Some quick top tips:

  • Dates are a great way to start and finish the evening meal, providing an excellent dessert option compared to the calorie-rich kuih.
  • Coconut milk is a classic ingredient and full of vitamins – but also full of cholesterol and saturated fat. Swap for regular milk where possible!
  • Stay away from sugary soda drinks and avoid teh tarik (we know, it’s tough); coffee and teas are diuretics and can lead to increased dehydration. Stick to water and natural fruit juices.
  • Choose boiled vegetables over fried, as these contain zero oil! And keep it colourful – different coloured fruits and vegetables provide necessary nutrients for defence against illness.

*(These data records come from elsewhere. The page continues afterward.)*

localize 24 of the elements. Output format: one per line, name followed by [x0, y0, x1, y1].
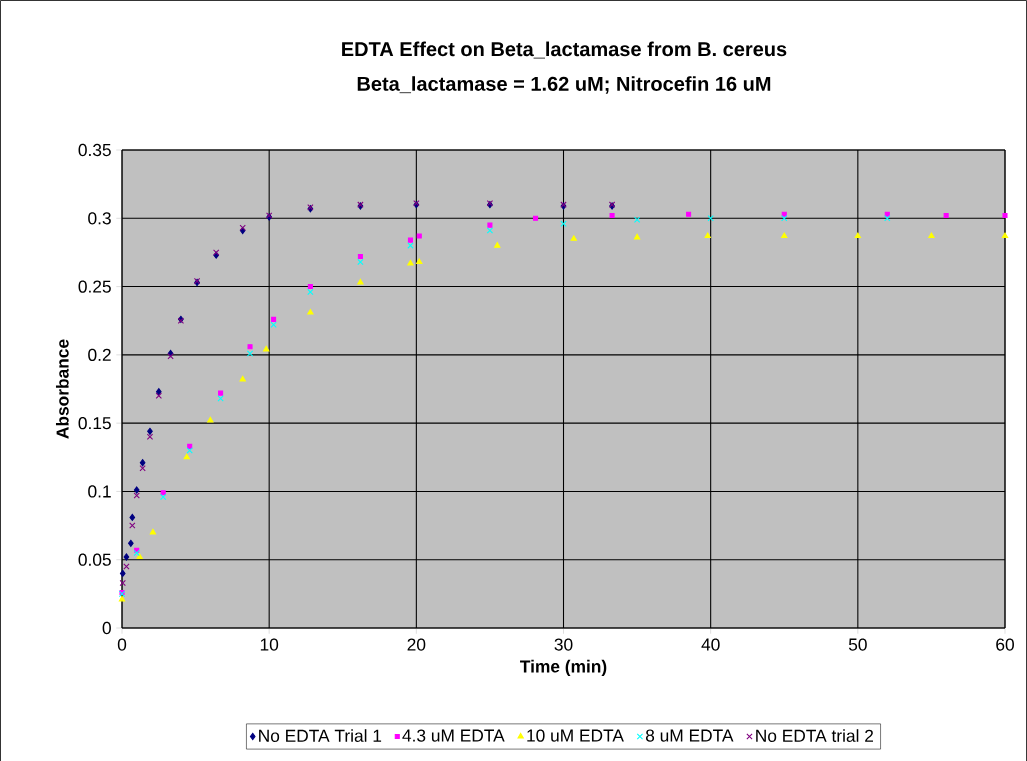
x-tick-label: 10: [260, 638, 279, 651]
x-tick-label: 30: [554, 638, 573, 651]
x-tick-label: 60: [996, 638, 1014, 651]
legend-label: 10 uM EDTA: [527, 729, 624, 742]
chart-subtitle: Beta_lactamase = 1.62 uM; Nitrocefin 16 uM: [357, 76, 771, 94]
x-tick-label: 20: [407, 638, 426, 651]
x-axis-title: Time (min): [520, 659, 607, 676]
y-tick-label: 0.2: [88, 348, 111, 361]
y-tick-label: 0.15: [78, 417, 111, 430]
x-tick-label: 50: [848, 638, 867, 651]
x-tick-label: 40: [701, 638, 720, 651]
y-tick-label: 0.25: [78, 280, 111, 293]
y-tick-label: 0: [102, 621, 111, 635]
legend-label: No EDTA trial 2: [756, 729, 874, 742]
legend-label: No EDTA Trial 1: [259, 729, 382, 742]
y-tick-label: 0.35: [78, 143, 111, 157]
y-tick-label: 0.3: [88, 212, 111, 225]
y-axis-title: Absorbance: [55, 339, 69, 439]
legend-label: 8 uM EDTA: [645, 729, 734, 742]
chart-title: EDTA Effect on Beta_lactamase from B. cereus: [342, 41, 787, 59]
y-tick-label: 0.1: [88, 485, 111, 498]
legend-label: 4.3 uM EDTA: [402, 729, 505, 742]
x-tick-label: 0: [117, 638, 127, 651]
y-tick-label: 0.05: [78, 553, 111, 566]
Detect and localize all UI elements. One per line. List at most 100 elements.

Doing some light exercise while fasting is a great way to keep blood circulating and boosts our body’s fat burning processes. However, avoid high intensity exercise and drink plenty of water between iftar and suhur (coconut water is especially good as it contains essential electrolytes)

A Ramadan buffet or bazaar is a rewarding way to break fast, with a variety sure to satisfy any type of cravings – and saves doing the cooking and cleaning after a big buka puasa at home!

  • Local bazaars at TTDI and Telawi Bangsar, where you’ll find an awesome atmosphere and certain specialities such as spiced tofu which are only available during Holy Month.
  • For a five-star feast, try out a buffet at some of the best five-star hotels in the city, featuring local and international favourites. Charcoal at Saujana Hotel KL even offers a Japanese section, featuring the freshest sushi, sashimi and seafood; and for sheer indulgence, the Sheraton Imperial KL’s Ramadan spread offers over 200 dishes from across all of Asia lined up along a 120m long buffet table!